In this event, participants will be guided to set up SOLVCON on Linux and run the most basic example. Markdown version of this page.
Last updated: 2017/12/7
SOLVCON needs a Unix-like system. This bootcamp uses Ubuntu 14.04 Linux. Afterwards you may also run it on mac osx on which SOLVCON is being actively developed.
Time | Topic |
---|---|
14:30 - 14:40 | Overview & Introduction |
14:40 - 15:00 | SSH Remote Login |
15:00 - 15:20 | Git Basic |
15:20 - 15:30 | (No-coffee) break |
15:30 - 15:55 | Install Anaconda |
15:55 - 16:20 | Development Environment |
16:20 - 16:30 | (No-coffee) break |
16:30 - 16:55 | Build SOLVCON |
16:55 - 17:20 | Run a Case |
17:20 - 17:30 | Q & A |
A computational software package like SOLVCON usually needs powerful workstations to crunch numbers. Development and maintenance of SOLVCON require similar environment. We assume such an environment is ready and the first step is to connect to the workstation.
We use a client-server architecture called "secure shell" (SSH). The Linux workstation has a SSH daemon configured and we may connect to it using a SSH client.
ACTION: install or find the SSH client on your system, and try to run it (although you may not have the information to connect at this point).
Instructor will provide you the following information:
ACTION: use your SSH client to connect to the host. Once successful, you may see your username in the shell command prompt.
We practice basic usage of Git. After you log into the account you have only the basic environment setup. Follow the steps to clone a Git repository and use the files in it to set up your account.

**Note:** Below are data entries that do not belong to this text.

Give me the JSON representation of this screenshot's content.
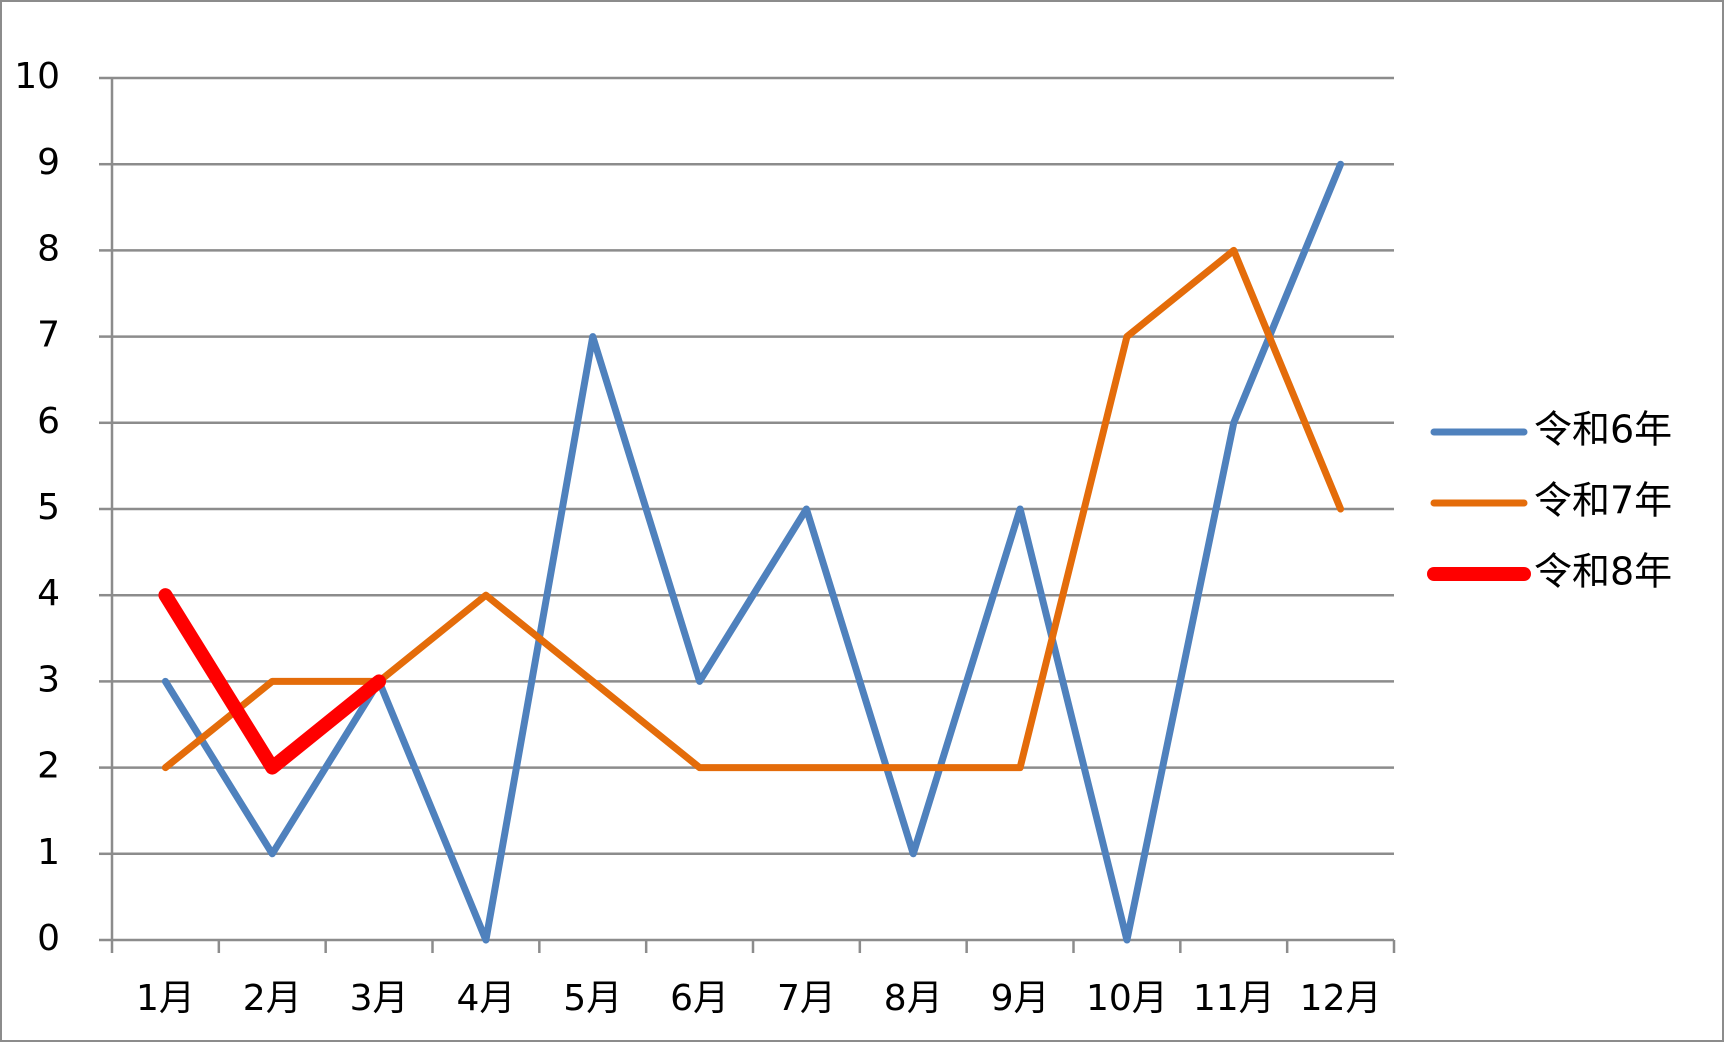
{
  "chart_data": {
    "type": "line",
    "categories": [
      "1月",
      "2月",
      "3月",
      "4月",
      "5月",
      "6月",
      "7月",
      "8月",
      "9月",
      "10月",
      "11月",
      "12月"
    ],
    "series": [
      {
        "name": "令和6年",
        "color": "#4f81bd",
        "values": [
          3,
          1,
          3,
          0,
          7,
          3,
          5,
          1,
          5,
          0,
          6,
          9
        ]
      },
      {
        "name": "令和7年",
        "color": "#e46c0a",
        "values": [
          2,
          3,
          3,
          4,
          3,
          2,
          2,
          2,
          2,
          7,
          8,
          5
        ]
      },
      {
        "name": "令和8年",
        "color": "#ff0000",
        "values": [
          4,
          2,
          3,
          null,
          null,
          null,
          null,
          null,
          null,
          null,
          null,
          null
        ]
      }
    ],
    "ylim": [
      0,
      10
    ],
    "yticks": [
      0,
      1,
      2,
      3,
      4,
      5,
      6,
      7,
      8,
      9,
      10
    ],
    "grid": true,
    "legend": "right"
  }
}
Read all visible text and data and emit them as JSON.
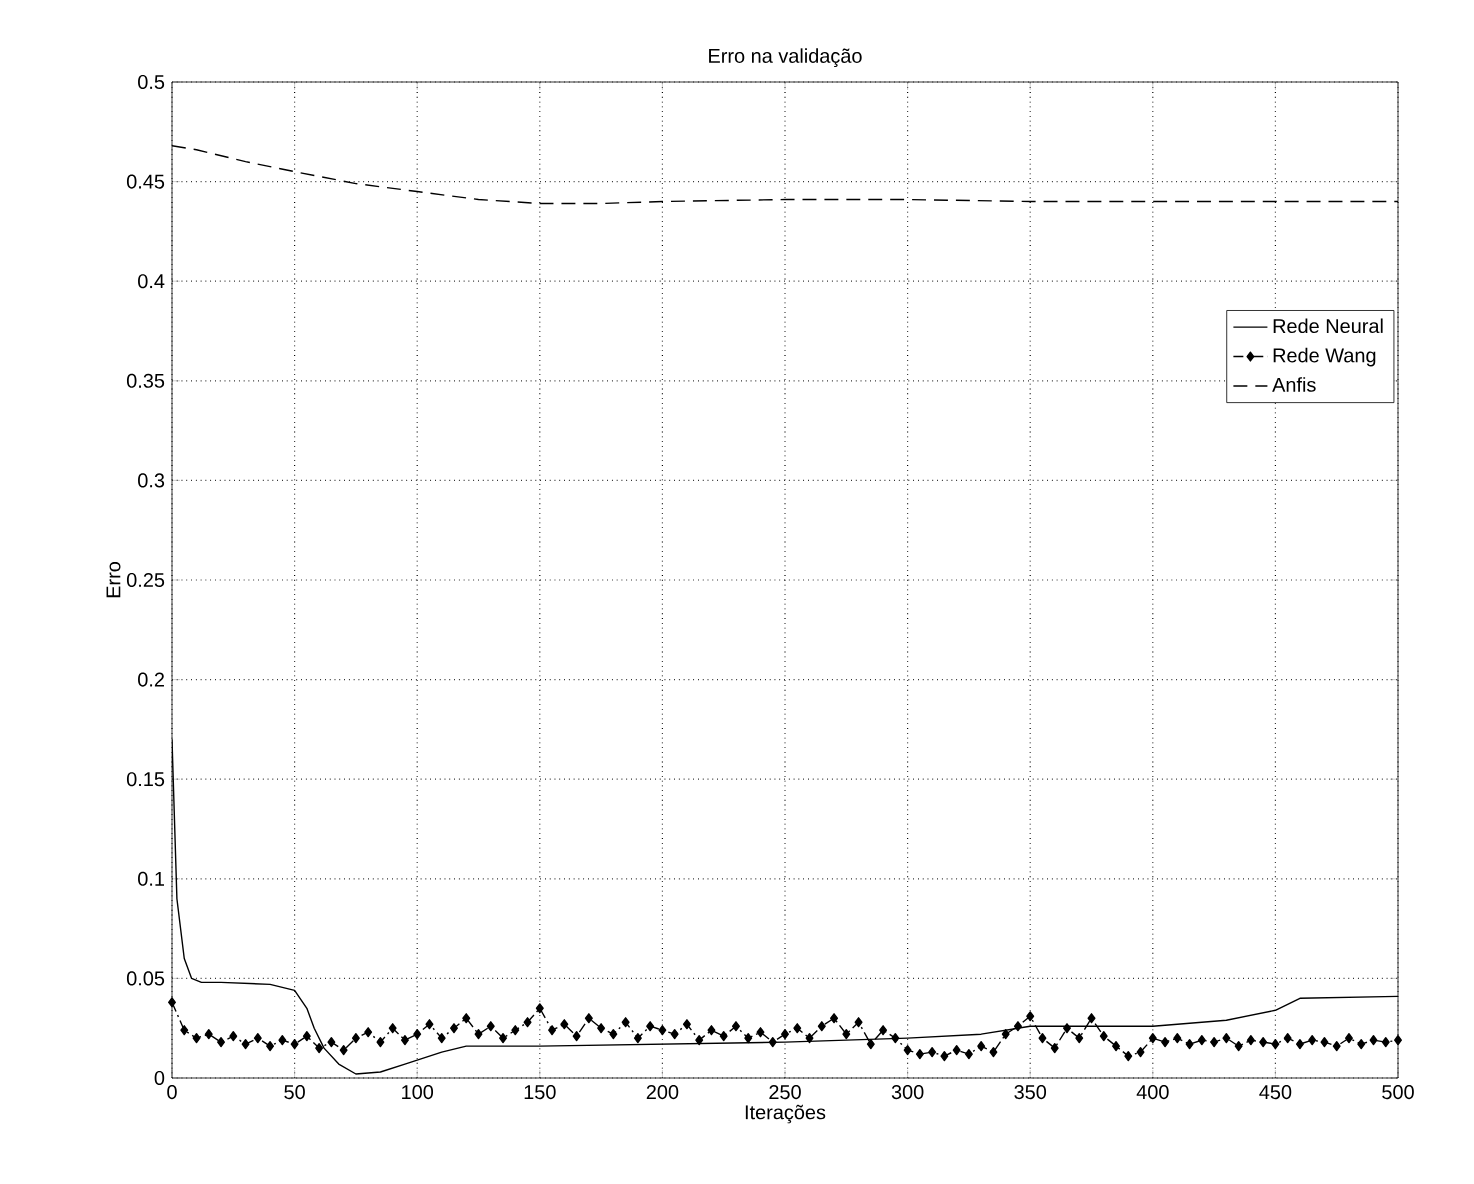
{
  "chart_data": {
    "type": "line",
    "title": "Erro na validação",
    "xlabel": "Iterações",
    "ylabel": "Erro",
    "xlim": [
      0,
      500
    ],
    "xticks": [
      0,
      50,
      100,
      150,
      200,
      250,
      300,
      350,
      400,
      450,
      500
    ],
    "ylim": [
      0,
      0.5
    ],
    "yticks": [
      0,
      0.05,
      0.1,
      0.15,
      0.2,
      0.25,
      0.3,
      0.35,
      0.4,
      0.45,
      0.5
    ],
    "grid": true,
    "legend": "right",
    "series": [
      {
        "name": "Rede Neural",
        "color": "#000000",
        "line_style": "solid",
        "marker": "none",
        "x": [
          0,
          2,
          5,
          8,
          12,
          20,
          40,
          50,
          55,
          58,
          62,
          68,
          75,
          85,
          95,
          100,
          110,
          120,
          150,
          200,
          250,
          300,
          330,
          350,
          400,
          430,
          450,
          460,
          500
        ],
        "values": [
          0.17,
          0.09,
          0.06,
          0.05,
          0.048,
          0.048,
          0.047,
          0.044,
          0.035,
          0.025,
          0.015,
          0.007,
          0.002,
          0.003,
          0.007,
          0.009,
          0.013,
          0.016,
          0.016,
          0.017,
          0.018,
          0.02,
          0.022,
          0.026,
          0.026,
          0.029,
          0.034,
          0.04,
          0.041
        ]
      },
      {
        "name": "Rede Wang",
        "color": "#000000",
        "line_style": "dashdot",
        "marker": "diamond",
        "x": [
          0,
          5,
          10,
          15,
          20,
          25,
          30,
          35,
          40,
          45,
          50,
          55,
          60,
          65,
          70,
          75,
          80,
          85,
          90,
          95,
          100,
          105,
          110,
          115,
          120,
          125,
          130,
          135,
          140,
          145,
          150,
          155,
          160,
          165,
          170,
          175,
          180,
          185,
          190,
          195,
          200,
          205,
          210,
          215,
          220,
          225,
          230,
          235,
          240,
          245,
          250,
          255,
          260,
          265,
          270,
          275,
          280,
          285,
          290,
          295,
          300,
          305,
          310,
          315,
          320,
          325,
          330,
          335,
          340,
          345,
          350,
          355,
          360,
          365,
          370,
          375,
          380,
          385,
          390,
          395,
          400,
          405,
          410,
          415,
          420,
          425,
          430,
          435,
          440,
          445,
          450,
          455,
          460,
          465,
          470,
          475,
          480,
          485,
          490,
          495,
          500
        ],
        "values": [
          0.038,
          0.024,
          0.02,
          0.022,
          0.018,
          0.021,
          0.017,
          0.02,
          0.016,
          0.019,
          0.017,
          0.021,
          0.015,
          0.018,
          0.014,
          0.02,
          0.023,
          0.018,
          0.025,
          0.019,
          0.022,
          0.027,
          0.02,
          0.025,
          0.03,
          0.022,
          0.026,
          0.02,
          0.024,
          0.028,
          0.035,
          0.024,
          0.027,
          0.021,
          0.03,
          0.025,
          0.022,
          0.028,
          0.02,
          0.026,
          0.024,
          0.022,
          0.027,
          0.019,
          0.024,
          0.021,
          0.026,
          0.02,
          0.023,
          0.018,
          0.022,
          0.025,
          0.02,
          0.026,
          0.03,
          0.022,
          0.028,
          0.017,
          0.024,
          0.02,
          0.014,
          0.012,
          0.013,
          0.011,
          0.014,
          0.012,
          0.016,
          0.013,
          0.022,
          0.026,
          0.031,
          0.02,
          0.015,
          0.025,
          0.02,
          0.03,
          0.021,
          0.016,
          0.011,
          0.013,
          0.02,
          0.018,
          0.02,
          0.017,
          0.019,
          0.018,
          0.02,
          0.016,
          0.019,
          0.018,
          0.017,
          0.02,
          0.017,
          0.019,
          0.018,
          0.016,
          0.02,
          0.017,
          0.019,
          0.018,
          0.019
        ]
      },
      {
        "name": "Anfis",
        "color": "#000000",
        "line_style": "dashed",
        "marker": "none",
        "x": [
          0,
          10,
          30,
          50,
          75,
          100,
          125,
          150,
          175,
          200,
          250,
          300,
          350,
          400,
          450,
          500
        ],
        "values": [
          0.468,
          0.466,
          0.46,
          0.455,
          0.449,
          0.445,
          0.441,
          0.439,
          0.439,
          0.44,
          0.441,
          0.441,
          0.44,
          0.44,
          0.44,
          0.44
        ]
      }
    ]
  }
}
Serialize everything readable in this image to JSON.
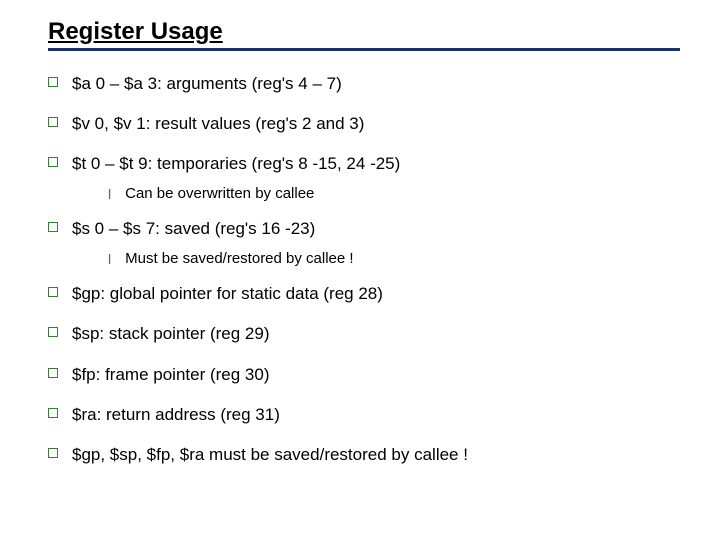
{
  "title": "Register Usage",
  "colors": {
    "title_underline": "#1a2f6b",
    "bullet_border": "#3a7a3a",
    "sub_bullet": "#3a7a3a",
    "text": "#000000",
    "background": "#ffffff"
  },
  "typography": {
    "title_fontsize": 24,
    "item_fontsize": 17,
    "sub_fontsize": 15,
    "font_family": "Arial"
  },
  "items": [
    {
      "text": "$a 0 – $a 3: arguments (reg's 4 – 7)"
    },
    {
      "text": "$v 0, $v 1: result values (reg's 2 and 3)"
    },
    {
      "text": "$t 0 – $t 9: temporaries  (reg's 8 -15, 24 -25)",
      "sub": "Can be overwritten by callee"
    },
    {
      "text": "$s 0 – $s 7: saved  (reg's 16 -23)",
      "sub": "Must be saved/restored by callee !"
    },
    {
      "text": "$gp: global pointer for static data (reg 28)"
    },
    {
      "text": "$sp: stack pointer (reg 29)"
    },
    {
      "text": "$fp: frame pointer (reg 30)"
    },
    {
      "text": "$ra: return address (reg 31)"
    },
    {
      "text": "$gp, $sp, $fp, $ra must be saved/restored by callee !"
    }
  ]
}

ACTION: clone a repository to your home directory.
git clone https://github.com/yungyuc/workspace
ACTION: move the clone repository to home.
mv workspace/.git ~/
ACTION: check out the repository to update your home directory.
cd ~
git checkout -- .
ACTION: relogin. You may see the shell prompt becomes different.
SOLVCON depends on many third-party software packages. Because SOLVCON needs to support both Linux and mac osx, using the OS-provided package manager isn't the most universal way to manage the dependency. Thus SOLVCON chose Anaconda for managing third-party packages.
The course server has downloaded an installer for you. Execute the following command to use it to install Anaconda:
bash /var/opt/conda3/packages/Miniconda3-latest-Linux-x86_64.sh
Note:
source ~/.bashrc
to enable the installed Anaconda.The course server also caches some packages. After Anaconda is installed and enabled, turn it on to save installation time:
conda config --system --add channels file:///var/opt/conda3/packages
Now we get the SOLVCON source repository. In your home directory run the following command:
git clone https://github.com/solvcon/solvcon
Git will clone the main SOLVCON repository to your ~/solvcon/
. Change
working directory in it.
Anaconda supports creating independent runtime. We use this feature to segregate Python runtime for developing SOLVCON. Run:
contrib/devenv/create.sh
It creates a conda environment in build/env/
. Now run
source build/env/start
to enable the SOLVCON-specific conda environment.
Before building SOLVCON we need to install the third-party packages it depends on. In the devenv, we install SOLVCON dependency using the following script:
contrib/conda.sh
The above script uses conda
and pip
to install dependency. Another
dependent package, pybind11, needs special treatment and there's a specific
script to install it:
contrib/build-pybind11-in-conda.sh
To this point we are ready to build SOLVCON. Run:
python setup.py build_ext --inplace
After SOLVCON is built, run the unit tests:
nosetests --with-doctest
You may find a couple of errors regarding "boto". It is caused by the course server configuration. It can be remedied by telling nose to ignore the server configuration:
env BOTO_CONFIG=/tmp/nowhere nosetests --with-doctest
After the unit tests, also run a basic test for the gas-dynamic solver in SOLVCON:
nosetests ftests/gasplus/*
At this point SOLVCON is built and tested with the regression tests.
You may see a terse version of the above description at SOLVCON README.
Enter the gas-dynamic functional test directory:
cd ftests/gasplus
And run the test case in the script mode:
python test_tube_2d_triangle_regular.py run tube_2d_triangle_regular_run
It produces a directory named tube_2d_triangle_regular_run/
, which contains
the result VTK files. Use ParaView to view them.